You must – and you can – get rid of this abuse of ready-made formulas by trying to diversify your vocabulary.

First of all, you need to know if you are using language tics that interfere with your speech. But, do not over-analyze yourself in an interview or in a conversation! You will lose yourself naturally, and you will quickly become distracted!

 

Examples of verbal tics

So where has Molière’s language gone?

The language tics are also a generational phenomenon. These invasive expressions illuminate the society in which we live. Would they not reflect a certain language of wood, Wikipedia page creation service a certain reluctance to engage, if only at the level of language? The tics of language close the door to any discussion and prevent any possible extension.

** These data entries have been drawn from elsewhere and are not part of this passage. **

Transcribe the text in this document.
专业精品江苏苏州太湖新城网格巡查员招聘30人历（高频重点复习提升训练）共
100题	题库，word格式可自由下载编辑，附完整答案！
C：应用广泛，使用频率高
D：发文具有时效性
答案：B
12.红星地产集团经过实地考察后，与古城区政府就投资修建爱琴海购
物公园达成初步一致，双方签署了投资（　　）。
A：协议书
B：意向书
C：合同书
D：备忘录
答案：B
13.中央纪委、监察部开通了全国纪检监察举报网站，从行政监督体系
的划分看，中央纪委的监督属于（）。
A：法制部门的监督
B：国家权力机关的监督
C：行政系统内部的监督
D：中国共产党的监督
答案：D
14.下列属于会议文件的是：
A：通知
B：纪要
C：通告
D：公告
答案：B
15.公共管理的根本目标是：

Are you afraid to debate, to state your opinions clearly, to think differently from others? Why do we use the invasive expression “it’s clear! “, when the world has never seemed so opaque to us?

Why does the economic term “I manage” invade the most intimate remarks? Now everyone manages everything: the stock portfolio, the sick grandmother, the cat’s fund or the latest love failure? To name just a few examples….

Worse still: I hear, in my professional teaching practice or around me, the verbal formula “they grow”!

What ‘cruiser’ is it talking about? This verb does not exist in the dictionary!